Grotere kaalslag openbaar vervoer dreigt: "Maakt dorpen minder aantrekkelijk"

Habtamu de Hoop (PvdA) © ANP
Er is maar één oplossing om het openbaar vervoer op peil te houden op het platteland: het Rijk moet er meer geld in steken. Dat zegt Habtamu de Hoop, Tweede Kamerlid voor de PvdA.
De inwoner van Wommels maakt zich grote zorgen over het openbaar vervoer in Fryslân. Vervoersbedrijf Arriva voert volgend jaar 9 procent minder ritten uit en De Hoop houdt er rekening mee dat er nog veel meer busritten vervallen.
Het openbaar vervoer in Nederland heeft het zwaar, omdat na de coronacrisis minder mensen de trein of bus pakken dan daarvoor. Met minder inkomsten kunnen de vervoersbedrijven financieel niet rondkomen en daarmee ook de dienstregeling niet overeind houden.

Grotere kaalslag dreigt

Op dit moment krijgen de bedrijven nog coronasteun van het Rijk, maar die loopt dit jaar af. Een nog grotere kaalslag in het openbaar vervoer dreigt.
Om de problemen in het openbaar vervoer in heel Nederland in kaart te brengen, hield De Hoop donderdag een goed bezochte hoorzitting in de Tweede Kamer over de achteruitgang van het openbaar vervoer.
Het zorgt ervoor dat er minder kinderen in de dorpen blijven.
Habtamu de Hoop over de verschraling van het openbaar vervoer
"Er zit een grote verschraling aan te komen en daar maak ik me zorgen over", zei de Fries. "Juist voor de leefbaarheid van het platteland is het heel belangrijk dat er openbaar vervoer is. Daarmee krijgen mensen toegang tot school, werk en het ziekenhuis."
Als de verschraling doorzet, heeft dat volgens De Hoop grote gevolgen. "Het maakt de dorpen minder aantrekkelijk. Het zorgt ervoor dat er minder kinderen in de dorpen blijven."
Volgens De Hoop is er maar een oplossing voor het probleem: het Rijk moet bereid zijn om meer te investeren in het openbaar vervoer, ook op het platteland.

Staatssecretaris: meer geld niet per se effectief

Maar volgens staatssecretaris Vivianne Heijnen (Infrastructuur) is dat "geen vanzelfsprekendheid". Ze wil er wel naar kijken, "maar ik kan elke euro maar één keer uitgeven en het gaat niet om kleine bedragen".
Dit jaar gaat het om zo'n 140 miljoen euro, volgens een schatting van afgelopen april. Vorig jaar ging het om 1,4 miljard euro.
Geld naar de sector sturen is volgens Heijnen niet per se effectief.
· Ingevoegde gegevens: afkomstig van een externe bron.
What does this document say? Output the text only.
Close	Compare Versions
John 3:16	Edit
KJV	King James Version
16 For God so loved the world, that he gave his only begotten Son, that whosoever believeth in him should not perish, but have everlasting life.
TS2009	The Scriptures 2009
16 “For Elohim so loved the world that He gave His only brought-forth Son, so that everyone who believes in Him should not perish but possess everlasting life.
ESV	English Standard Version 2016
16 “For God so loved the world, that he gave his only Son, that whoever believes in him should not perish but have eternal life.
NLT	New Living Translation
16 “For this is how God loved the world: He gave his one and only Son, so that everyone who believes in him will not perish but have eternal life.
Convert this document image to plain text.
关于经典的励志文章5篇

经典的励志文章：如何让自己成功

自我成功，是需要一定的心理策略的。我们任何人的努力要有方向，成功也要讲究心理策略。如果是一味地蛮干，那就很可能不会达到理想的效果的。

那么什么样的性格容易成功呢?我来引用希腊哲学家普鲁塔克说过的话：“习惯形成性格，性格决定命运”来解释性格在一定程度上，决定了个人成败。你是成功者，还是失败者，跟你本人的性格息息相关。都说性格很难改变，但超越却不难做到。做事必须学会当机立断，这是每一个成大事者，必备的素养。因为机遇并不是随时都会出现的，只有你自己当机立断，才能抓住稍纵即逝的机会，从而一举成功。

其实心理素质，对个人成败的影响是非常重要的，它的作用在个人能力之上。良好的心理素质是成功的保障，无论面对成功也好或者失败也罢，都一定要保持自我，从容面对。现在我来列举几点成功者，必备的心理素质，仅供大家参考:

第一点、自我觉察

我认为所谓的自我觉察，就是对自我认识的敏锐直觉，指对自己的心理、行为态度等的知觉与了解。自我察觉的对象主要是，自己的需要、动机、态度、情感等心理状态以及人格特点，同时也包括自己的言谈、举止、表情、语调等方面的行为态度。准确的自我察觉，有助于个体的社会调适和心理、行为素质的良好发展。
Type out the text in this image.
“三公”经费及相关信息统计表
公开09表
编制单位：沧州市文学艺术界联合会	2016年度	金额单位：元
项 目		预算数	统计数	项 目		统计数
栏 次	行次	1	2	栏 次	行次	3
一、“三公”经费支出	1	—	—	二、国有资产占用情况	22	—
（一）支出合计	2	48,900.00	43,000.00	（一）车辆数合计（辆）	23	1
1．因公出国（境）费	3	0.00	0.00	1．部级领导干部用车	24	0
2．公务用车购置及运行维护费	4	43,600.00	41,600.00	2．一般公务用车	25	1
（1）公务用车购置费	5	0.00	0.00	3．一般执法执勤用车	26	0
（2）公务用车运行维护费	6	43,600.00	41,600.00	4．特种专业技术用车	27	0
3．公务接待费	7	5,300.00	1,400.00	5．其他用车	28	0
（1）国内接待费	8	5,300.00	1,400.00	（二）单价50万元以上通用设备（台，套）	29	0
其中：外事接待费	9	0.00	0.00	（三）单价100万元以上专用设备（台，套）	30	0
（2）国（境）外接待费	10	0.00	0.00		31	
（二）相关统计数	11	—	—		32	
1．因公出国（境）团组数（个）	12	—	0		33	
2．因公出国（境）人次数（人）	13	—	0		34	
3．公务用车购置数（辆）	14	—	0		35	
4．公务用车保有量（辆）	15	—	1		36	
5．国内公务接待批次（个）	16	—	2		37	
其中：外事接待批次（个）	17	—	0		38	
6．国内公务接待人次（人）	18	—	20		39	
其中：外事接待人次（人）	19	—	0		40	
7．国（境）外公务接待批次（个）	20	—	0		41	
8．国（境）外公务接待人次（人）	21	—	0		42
Ze wil vooral gerichter kijken hoe ze ervoor kan zorgen dat reizigers weer meer gebruik gaan maken van het openbaar vervoer.

Vicieuze cirkel

De ANWB zegt dat mensen het openbaar vervoer minder gebruiken, juist omdat het steeds verder wordt uitgekleed.
"Daardoor is de auto zo ongeveer het enige alternatief voor de wat langere afstanden", zegt Arnoud Broekhuis van ANWB Verkeersinformatie vrijdag tegen De Telegraaf.
In het debat van donderdag kon Heijnen nog geen duidelijkheid verzorgen aan de vervoersbedrijven. Ze moet eerst nog "een paar stapjes" zetten.